I had the grace, pleasure, and good fortune to live, eat, and pray among Christian Brothers one summer and though they gave me grief about being "clerical" I was impressed by the dedication of lay men to the education of youth and to creating a community that did so. Their dedication to educating the whole person not just in religious matters but in growth of spirit, mind, and body goes directly to the Catholic teachings on formation.
They also made a mean martini.
I'm not sure I can attribute the latter to John, but definitely the former. My own feelings about being a teacher and catechist were influenced by these men and their founder.
John Baptist, help us to instruct others with kindness and compassion and to teach as Christ taught.

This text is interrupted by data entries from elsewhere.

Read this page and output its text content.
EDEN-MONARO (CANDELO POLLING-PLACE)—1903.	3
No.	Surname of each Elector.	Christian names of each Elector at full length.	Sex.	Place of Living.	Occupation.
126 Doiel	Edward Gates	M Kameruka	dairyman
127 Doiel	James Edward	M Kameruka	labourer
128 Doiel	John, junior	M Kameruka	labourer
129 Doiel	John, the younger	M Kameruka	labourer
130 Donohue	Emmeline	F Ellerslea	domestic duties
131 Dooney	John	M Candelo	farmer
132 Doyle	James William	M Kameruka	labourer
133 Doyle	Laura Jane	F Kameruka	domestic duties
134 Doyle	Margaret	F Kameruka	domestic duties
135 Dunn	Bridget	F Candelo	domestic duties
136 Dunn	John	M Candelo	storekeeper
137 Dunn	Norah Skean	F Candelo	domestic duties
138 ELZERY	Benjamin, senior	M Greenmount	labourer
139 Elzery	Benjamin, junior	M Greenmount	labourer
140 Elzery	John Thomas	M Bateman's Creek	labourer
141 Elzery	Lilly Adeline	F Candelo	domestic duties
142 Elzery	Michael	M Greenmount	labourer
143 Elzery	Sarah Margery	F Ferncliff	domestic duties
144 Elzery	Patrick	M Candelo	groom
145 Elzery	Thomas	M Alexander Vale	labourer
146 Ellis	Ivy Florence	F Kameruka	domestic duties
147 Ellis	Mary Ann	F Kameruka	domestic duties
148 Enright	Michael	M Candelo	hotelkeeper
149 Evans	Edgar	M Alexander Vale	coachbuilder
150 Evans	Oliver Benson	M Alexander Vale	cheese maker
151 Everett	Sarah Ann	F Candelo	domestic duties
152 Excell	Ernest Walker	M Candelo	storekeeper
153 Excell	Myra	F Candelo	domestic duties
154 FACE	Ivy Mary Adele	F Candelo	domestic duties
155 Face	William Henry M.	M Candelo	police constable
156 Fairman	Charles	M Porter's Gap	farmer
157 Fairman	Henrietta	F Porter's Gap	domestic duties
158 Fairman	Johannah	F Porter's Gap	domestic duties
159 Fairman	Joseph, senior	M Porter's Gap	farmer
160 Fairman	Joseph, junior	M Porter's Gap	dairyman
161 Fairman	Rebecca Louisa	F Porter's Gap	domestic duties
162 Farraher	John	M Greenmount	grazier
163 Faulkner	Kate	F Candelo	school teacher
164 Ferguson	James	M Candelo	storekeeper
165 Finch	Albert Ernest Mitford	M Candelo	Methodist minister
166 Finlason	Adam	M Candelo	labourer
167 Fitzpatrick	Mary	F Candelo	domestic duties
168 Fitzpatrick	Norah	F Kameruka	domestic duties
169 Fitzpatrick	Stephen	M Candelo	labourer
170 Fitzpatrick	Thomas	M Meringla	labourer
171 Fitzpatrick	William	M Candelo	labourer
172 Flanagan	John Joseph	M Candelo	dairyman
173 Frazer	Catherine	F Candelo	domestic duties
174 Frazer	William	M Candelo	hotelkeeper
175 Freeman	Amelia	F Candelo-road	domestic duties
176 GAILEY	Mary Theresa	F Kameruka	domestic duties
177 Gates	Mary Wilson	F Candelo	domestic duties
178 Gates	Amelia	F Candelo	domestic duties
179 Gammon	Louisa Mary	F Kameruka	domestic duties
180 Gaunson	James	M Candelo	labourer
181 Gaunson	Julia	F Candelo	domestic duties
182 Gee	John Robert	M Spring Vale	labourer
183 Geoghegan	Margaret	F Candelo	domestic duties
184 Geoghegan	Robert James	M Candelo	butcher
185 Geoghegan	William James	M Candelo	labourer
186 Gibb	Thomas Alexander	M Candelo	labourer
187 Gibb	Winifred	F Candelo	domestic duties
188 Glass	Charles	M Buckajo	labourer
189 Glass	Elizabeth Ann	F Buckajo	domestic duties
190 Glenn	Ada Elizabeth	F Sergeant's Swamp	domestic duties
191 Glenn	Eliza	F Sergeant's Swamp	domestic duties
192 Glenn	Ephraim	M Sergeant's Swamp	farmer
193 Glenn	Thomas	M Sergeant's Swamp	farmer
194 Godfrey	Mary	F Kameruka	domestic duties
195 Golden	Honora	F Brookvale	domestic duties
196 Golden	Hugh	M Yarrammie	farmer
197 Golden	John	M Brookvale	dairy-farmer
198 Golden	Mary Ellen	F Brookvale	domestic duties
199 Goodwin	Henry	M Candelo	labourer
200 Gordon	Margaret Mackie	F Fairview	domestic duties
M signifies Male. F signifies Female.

Since you are ambassadors and ministers of Jesus Christ in the work that you do, you must act as representing Jesus Christ himself. He wants your disciples to see him in you and receive your teaching as if he were teaching them. They must be convinced that the truth of Jesus Christ comes from your mouth, that it is only in his name that you teach, that he has given you authority over them. They are a letter which Christ dictates to you, which you write each day in their hearts, not with ink, but by the Spirit of the living God. For the Spirit acts in you and by you through the power of Jesus Christ. ...Your zeal for the children under your guidance would be very imperfect, if you expressed it only in teaching them; it will only become perfect if you practice yourself what you are teaching them. Example makes a much greater impression on the mind and heart than words. This is especially true of children, since they do not yet have sufficient capacity for reflection, and ordinarily model themselves on the example of their teachers. They are led more readily to do what they see done for them than to carry out what they hear told to them, particularly when the words they hear are not in harmony with the actions they see.